Blog d'étude critique et académique du fait maçonnique, complémentaire de la revue du même nom. Envisage la Franc-Maçonnerie comme un univers culturel dont l’étude nécessite d’employer les outils des sciences humaines, de procéder à une nette séparation du réel et du légendaire et de procéder à la prise en compte de ce légendaire comme un fait social et historique.
Jean-Pierre Bacot et Jean-Luc Buard
Les cartes à jouer, sont nées en Chine au Xe siècle, voire avant, et elles sont apparues en Occident au XIVe siècle, nous disent les historiens.
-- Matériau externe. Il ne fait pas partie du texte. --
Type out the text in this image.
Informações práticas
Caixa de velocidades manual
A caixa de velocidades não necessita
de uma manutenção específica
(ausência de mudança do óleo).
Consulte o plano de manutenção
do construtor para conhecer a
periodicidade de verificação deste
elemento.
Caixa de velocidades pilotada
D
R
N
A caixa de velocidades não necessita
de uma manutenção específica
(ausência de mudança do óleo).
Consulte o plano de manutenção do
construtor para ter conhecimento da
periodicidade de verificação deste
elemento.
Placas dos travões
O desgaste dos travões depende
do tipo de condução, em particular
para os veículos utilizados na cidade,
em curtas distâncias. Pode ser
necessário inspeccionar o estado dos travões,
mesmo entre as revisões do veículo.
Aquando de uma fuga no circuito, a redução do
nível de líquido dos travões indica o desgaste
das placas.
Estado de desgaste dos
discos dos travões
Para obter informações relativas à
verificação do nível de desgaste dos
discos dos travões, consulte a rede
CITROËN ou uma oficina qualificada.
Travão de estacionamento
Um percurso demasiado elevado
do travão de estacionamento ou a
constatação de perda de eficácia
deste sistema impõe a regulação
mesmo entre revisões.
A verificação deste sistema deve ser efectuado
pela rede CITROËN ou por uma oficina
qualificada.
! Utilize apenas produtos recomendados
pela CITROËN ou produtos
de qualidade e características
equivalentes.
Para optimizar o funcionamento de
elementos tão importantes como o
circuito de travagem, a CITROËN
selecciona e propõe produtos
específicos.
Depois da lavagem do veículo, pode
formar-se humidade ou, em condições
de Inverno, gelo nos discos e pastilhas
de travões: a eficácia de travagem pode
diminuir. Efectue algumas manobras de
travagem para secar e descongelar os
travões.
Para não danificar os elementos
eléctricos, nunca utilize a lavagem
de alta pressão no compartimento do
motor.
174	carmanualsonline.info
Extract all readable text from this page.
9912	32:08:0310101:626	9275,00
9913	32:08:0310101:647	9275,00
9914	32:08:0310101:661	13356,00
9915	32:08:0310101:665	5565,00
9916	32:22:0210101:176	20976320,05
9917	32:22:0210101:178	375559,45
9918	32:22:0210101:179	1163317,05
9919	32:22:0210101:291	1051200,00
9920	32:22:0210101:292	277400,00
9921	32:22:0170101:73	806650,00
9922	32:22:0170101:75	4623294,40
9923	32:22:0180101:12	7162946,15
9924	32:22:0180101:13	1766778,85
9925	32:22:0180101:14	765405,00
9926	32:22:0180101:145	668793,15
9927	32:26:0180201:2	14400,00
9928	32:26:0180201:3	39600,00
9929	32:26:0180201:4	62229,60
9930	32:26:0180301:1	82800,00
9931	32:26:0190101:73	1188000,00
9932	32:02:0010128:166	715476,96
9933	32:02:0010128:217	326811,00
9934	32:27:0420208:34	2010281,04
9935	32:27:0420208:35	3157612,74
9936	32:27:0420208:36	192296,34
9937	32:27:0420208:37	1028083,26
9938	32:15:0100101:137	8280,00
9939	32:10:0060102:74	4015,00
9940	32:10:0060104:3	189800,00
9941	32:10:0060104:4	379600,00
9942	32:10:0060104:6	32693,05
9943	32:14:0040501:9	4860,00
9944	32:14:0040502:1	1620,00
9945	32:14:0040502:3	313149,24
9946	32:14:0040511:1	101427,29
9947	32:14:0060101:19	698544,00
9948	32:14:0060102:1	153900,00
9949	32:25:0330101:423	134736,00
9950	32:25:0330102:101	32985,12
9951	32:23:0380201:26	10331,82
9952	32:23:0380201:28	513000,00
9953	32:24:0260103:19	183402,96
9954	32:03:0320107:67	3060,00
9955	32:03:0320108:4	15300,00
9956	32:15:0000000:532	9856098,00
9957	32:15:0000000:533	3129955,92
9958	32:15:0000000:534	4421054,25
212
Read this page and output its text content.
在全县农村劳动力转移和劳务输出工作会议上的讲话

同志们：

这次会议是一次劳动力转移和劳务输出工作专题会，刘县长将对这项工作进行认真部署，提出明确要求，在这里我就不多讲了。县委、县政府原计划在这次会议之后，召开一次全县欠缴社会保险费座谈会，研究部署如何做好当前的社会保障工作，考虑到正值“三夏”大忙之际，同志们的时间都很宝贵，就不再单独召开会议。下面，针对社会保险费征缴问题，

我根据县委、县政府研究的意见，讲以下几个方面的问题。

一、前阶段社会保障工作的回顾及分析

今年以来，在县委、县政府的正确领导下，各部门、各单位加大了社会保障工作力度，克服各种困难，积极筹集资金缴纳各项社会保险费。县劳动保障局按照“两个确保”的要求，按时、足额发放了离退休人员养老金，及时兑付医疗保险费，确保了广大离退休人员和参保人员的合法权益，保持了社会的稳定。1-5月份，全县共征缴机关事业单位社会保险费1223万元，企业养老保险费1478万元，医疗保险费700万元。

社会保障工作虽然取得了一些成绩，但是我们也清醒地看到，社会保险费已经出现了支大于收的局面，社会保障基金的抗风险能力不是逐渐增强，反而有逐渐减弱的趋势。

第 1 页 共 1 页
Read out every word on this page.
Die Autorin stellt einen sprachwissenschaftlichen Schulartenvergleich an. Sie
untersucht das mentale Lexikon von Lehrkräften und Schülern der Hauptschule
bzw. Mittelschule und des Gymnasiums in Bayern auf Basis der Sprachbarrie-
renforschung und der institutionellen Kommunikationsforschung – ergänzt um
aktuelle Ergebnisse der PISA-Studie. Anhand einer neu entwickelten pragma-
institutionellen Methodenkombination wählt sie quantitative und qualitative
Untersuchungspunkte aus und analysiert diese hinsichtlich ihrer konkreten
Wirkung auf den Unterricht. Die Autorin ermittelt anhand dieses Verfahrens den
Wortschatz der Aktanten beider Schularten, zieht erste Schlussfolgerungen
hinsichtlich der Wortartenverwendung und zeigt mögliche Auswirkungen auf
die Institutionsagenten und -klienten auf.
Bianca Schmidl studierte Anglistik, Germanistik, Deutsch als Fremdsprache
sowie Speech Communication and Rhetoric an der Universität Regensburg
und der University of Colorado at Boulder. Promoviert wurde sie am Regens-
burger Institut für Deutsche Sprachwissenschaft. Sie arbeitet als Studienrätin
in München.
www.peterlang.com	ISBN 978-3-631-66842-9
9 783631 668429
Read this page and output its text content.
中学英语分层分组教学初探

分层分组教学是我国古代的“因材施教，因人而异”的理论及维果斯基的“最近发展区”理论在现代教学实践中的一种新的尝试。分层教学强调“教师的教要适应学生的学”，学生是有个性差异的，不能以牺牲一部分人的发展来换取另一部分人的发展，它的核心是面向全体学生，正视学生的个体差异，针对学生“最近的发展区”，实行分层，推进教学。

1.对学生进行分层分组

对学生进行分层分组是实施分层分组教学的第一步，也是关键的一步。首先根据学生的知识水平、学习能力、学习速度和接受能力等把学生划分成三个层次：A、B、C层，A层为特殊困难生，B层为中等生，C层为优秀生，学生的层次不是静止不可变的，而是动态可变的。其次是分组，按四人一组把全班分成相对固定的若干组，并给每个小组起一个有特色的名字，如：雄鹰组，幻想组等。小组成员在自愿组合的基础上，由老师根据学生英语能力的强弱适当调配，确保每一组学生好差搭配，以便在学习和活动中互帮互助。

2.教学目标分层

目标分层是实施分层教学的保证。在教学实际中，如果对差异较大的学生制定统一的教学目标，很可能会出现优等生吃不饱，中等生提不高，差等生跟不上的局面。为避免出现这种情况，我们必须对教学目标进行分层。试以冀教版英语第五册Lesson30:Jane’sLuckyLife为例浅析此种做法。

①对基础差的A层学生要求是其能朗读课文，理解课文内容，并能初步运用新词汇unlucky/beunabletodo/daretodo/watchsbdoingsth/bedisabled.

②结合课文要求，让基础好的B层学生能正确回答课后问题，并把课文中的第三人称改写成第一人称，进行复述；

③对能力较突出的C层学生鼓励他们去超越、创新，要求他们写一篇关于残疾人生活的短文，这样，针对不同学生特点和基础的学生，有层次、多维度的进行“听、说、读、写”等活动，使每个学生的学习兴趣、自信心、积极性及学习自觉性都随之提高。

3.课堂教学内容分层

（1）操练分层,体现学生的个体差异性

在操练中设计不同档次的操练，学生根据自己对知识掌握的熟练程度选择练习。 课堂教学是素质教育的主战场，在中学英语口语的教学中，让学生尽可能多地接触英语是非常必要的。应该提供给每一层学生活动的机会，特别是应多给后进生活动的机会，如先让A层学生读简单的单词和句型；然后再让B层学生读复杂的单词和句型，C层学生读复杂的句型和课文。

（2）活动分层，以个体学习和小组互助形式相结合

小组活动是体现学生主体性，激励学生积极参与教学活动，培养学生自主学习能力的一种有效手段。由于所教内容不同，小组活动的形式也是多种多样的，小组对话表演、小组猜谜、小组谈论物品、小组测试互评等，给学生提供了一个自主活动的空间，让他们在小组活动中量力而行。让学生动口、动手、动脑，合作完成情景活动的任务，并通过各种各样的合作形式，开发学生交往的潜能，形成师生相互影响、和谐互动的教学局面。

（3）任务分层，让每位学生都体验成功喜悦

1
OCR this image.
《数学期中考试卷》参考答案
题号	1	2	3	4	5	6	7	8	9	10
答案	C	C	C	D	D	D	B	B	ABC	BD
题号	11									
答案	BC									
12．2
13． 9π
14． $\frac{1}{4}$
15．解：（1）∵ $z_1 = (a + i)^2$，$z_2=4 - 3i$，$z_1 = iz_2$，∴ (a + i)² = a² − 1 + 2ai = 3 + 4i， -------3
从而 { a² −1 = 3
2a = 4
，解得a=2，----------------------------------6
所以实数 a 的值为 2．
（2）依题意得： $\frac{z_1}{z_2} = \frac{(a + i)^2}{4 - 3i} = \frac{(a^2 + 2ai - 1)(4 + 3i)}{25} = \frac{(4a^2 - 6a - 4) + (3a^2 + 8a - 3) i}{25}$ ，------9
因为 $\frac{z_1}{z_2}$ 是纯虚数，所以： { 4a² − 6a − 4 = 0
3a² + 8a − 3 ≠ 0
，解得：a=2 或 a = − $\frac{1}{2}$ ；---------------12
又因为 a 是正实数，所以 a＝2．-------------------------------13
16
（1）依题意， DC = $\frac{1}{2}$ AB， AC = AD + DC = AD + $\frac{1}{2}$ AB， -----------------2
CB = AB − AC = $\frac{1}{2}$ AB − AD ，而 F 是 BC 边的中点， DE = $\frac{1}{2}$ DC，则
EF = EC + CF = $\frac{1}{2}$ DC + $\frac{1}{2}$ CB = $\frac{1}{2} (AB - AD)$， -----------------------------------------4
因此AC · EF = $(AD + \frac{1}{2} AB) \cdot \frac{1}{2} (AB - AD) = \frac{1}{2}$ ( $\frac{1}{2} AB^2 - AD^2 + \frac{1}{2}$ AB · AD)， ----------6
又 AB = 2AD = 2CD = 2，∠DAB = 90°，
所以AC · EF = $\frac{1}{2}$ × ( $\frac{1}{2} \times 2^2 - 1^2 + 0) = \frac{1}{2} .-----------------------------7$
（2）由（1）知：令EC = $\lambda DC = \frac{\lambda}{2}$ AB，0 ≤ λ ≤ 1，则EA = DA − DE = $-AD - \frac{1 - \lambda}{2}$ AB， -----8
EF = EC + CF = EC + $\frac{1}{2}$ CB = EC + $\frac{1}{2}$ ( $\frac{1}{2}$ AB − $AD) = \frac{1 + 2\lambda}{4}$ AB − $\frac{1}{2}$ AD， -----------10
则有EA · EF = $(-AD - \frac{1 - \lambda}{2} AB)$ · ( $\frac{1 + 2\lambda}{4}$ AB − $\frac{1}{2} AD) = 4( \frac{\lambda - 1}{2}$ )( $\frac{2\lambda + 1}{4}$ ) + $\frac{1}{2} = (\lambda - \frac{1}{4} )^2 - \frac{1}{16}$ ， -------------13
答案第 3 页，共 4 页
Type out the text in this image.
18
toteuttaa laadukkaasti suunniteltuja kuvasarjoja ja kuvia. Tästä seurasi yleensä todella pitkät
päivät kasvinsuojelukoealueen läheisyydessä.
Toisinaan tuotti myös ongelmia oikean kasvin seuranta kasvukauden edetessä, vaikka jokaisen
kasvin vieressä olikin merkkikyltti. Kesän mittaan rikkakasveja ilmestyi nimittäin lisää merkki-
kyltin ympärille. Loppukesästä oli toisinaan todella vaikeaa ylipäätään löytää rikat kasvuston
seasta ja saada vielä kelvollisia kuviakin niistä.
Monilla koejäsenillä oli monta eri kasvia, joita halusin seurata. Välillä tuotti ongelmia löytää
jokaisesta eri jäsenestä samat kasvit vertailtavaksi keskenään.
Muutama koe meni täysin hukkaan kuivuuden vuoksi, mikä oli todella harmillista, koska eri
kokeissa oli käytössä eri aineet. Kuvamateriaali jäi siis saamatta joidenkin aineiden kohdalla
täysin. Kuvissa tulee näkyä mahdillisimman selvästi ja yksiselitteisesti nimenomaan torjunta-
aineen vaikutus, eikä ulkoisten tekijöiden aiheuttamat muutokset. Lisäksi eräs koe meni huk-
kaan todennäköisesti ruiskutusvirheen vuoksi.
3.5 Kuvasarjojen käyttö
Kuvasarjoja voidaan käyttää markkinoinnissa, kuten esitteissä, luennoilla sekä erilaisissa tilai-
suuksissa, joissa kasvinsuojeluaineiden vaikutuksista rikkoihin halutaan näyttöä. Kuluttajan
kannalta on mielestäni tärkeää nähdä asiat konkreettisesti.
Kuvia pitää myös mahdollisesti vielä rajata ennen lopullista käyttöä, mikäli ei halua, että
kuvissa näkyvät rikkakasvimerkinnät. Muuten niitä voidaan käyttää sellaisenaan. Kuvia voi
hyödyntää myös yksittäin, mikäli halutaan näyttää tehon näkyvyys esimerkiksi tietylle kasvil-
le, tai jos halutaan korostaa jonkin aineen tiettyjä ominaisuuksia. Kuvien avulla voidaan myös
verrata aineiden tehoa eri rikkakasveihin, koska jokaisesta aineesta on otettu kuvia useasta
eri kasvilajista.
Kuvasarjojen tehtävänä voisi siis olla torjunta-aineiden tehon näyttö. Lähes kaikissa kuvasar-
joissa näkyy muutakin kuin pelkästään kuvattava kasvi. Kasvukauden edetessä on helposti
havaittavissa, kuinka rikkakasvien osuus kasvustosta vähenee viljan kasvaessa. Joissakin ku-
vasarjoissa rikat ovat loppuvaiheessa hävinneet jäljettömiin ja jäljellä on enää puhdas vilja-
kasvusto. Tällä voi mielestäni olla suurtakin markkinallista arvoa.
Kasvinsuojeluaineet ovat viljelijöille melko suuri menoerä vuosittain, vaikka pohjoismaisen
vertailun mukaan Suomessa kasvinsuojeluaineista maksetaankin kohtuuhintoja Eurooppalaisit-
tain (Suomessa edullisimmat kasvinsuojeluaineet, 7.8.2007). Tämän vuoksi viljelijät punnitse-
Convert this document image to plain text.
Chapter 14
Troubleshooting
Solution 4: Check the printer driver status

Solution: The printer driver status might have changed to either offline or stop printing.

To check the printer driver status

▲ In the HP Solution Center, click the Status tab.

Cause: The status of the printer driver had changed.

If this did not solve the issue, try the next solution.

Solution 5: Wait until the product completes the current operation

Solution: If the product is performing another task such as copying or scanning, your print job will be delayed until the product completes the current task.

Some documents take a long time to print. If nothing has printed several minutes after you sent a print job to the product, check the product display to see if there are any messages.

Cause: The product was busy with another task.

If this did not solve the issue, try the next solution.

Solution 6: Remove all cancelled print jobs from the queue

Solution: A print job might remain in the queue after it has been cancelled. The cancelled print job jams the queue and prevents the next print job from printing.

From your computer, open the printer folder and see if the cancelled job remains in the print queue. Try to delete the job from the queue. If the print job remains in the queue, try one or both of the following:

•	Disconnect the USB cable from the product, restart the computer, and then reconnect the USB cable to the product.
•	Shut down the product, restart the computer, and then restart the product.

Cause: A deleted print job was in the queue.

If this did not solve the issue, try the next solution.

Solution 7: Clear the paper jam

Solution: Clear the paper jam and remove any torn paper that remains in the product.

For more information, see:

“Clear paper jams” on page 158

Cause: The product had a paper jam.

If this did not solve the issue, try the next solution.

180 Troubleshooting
Elles ont donné des centaines de variantes de jeu accompagnés ou non de mises d’argent, rectangles cartonnés décorés de chiffres et de personnages codifiés. Les œuvres qui en rendent compte ne manquent pas : « Brève histoire des cartes a jouer » par Thierry Depaulis (as.de.trefle.free.fr) ; Les Cartes à jouer du XIVe au XXe siècle de Henry-René d'Allemagne (Hachette, 1906) ; Le Jeu de carte de Jean-Pierre Seguin (Hermann, 1968) ; A history of playing cards and a bibliography of cards and gaming de Catherine Perry Hargrave (Dover publications, 2004, 1re édition, 1930).
Il sera ici question d’un point de vue inédit, nous semble-t-il, partant du support du jeu de cartes lui-même dont le symbolisme ludique a dérivé au fil des temps. Depuis le jeu de hasard qu'il était à l'origine, il a migré vers d'autres types de divertissement, basés sur la même structure, mais dont les figures ont été complètement transformées. Cette histoire évolutive du jeu de cartes n'a que rarement été évoquée.
La carte à jouer est, en effet, devenue un support à de multiples usages, tout en conservant ses structures de base : il s’agit de reconstituer et d’opposer des « familles », c'est-à-dire des séries de valeurs progressives et de couleurs. Le support-carte est un modèle commode pour l'opération de base qui consiste à « battre » le jeu, c'est-à-dire à mélanger les figures et les couleurs, puis à les répartir au hasard entre des « joueurs » aux intérêts antagonistes. Cette structure de base immuable est le fondement de l'imaginaire de la carte à jouer. C'est celle qui va être déclinée de toutes les façons possibles au cours des siècles (surtout des XIXe et XXe), afin de créer des nouveaux jeux à partir de ce support. Certains de ces jeux ont une dimension supplémentaire, ils veulent être « instructifs », au sens où l’éditeur et écrivain Pierre-Jules Hetzel entendait le terme, accolé au « récréatif », ils sont un véhicule de connaissance singulier, assis sur l'imaginaire ludique et symbolique. Cette connaissance (instruction) profite et s'appuie explicitement sur une volonté récréative qui aide à la faire circuler. Ces jeux répondent donc parfaitement à la définition hetzélienne de l'imaginaire mis au service du savoir. C'est à cette catégorie de jeux sur laquelle nous souhaiterions nous attarder dans le présent article.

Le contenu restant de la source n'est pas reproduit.